Flanner House, the Indianapolis charter school at the center of a cheating scandal, officially closes at the end of the school day today.
Mayor Greg Ballard’s office, which sponsored the school and conducted the initial investigation into allegations of cheating on the state ISTEP exam, said fewer than 20 students were still enrolled at the school at the start of the week. Most of the 176 children who were enrolled at the beginning of the school year transferred to other schools after the school’s board voted to close the school Aug. 20.
The Flanner House board last week voted 4-2 to reverse the decision to close, but the move was effectively symbolic as the enrollment had dropped beyond the point at which the school could viably operate.
Deputy Mayor Jason Kloth said Flanner House school officials have worked with the city to help students find other schools.
“We’re working very collaboratively with them,” he said.
An investigation into the school’s ISTEP scores began last year after its passing rate made a huge 42 percentage point jump to 95 percent passing both English and math, besting even most of the top scoring suburban schools in the state’s wealthiest school districts.
Flanner House, with nearly all students coming from families that are poor enough to qualify for free or reduced-price lunch, had never seen more than 65 percent of its students pass ISTEP in more than 10 years of operation.
As Ballard’s office and state officials were investigating, the school’s latest scores showed nearly an identical change in its passing rate, but this time the scores fell dramatically. Just 56.5 percent of students passed both English and math on ISTEP this year, down 39 points.

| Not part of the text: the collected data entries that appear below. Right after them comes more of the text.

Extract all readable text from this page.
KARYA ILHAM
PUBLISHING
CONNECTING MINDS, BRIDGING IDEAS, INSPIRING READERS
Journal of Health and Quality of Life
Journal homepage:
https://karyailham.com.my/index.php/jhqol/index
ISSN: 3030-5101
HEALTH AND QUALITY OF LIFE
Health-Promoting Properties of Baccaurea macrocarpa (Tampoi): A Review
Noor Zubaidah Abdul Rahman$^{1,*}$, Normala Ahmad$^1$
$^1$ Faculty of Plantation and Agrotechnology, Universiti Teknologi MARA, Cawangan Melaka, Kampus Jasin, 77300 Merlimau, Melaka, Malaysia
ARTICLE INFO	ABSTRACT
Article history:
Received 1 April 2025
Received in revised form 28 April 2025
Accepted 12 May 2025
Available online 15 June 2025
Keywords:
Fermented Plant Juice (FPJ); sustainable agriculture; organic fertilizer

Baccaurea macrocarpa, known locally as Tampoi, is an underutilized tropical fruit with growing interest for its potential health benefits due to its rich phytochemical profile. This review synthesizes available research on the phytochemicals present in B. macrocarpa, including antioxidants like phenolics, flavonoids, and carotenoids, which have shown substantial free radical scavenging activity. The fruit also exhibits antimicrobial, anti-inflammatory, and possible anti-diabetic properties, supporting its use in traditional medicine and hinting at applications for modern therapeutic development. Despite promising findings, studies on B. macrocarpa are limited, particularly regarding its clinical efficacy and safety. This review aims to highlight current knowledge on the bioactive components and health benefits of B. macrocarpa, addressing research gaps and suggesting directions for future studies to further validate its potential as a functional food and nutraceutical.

Interviews with students and staff showed why, according to the investigators’ reports. Students told investigators they recognized the very same questions on ISTEP from practice tests they took to prepare for the exam. A teacher also reported finding evidence that students had written practice essays based on the same essay question they saw on ISTEP.
Still, when the plan to close was announced, there were protests from students, staff and parents, some of whom made homemade signs urging Ballard to save the school.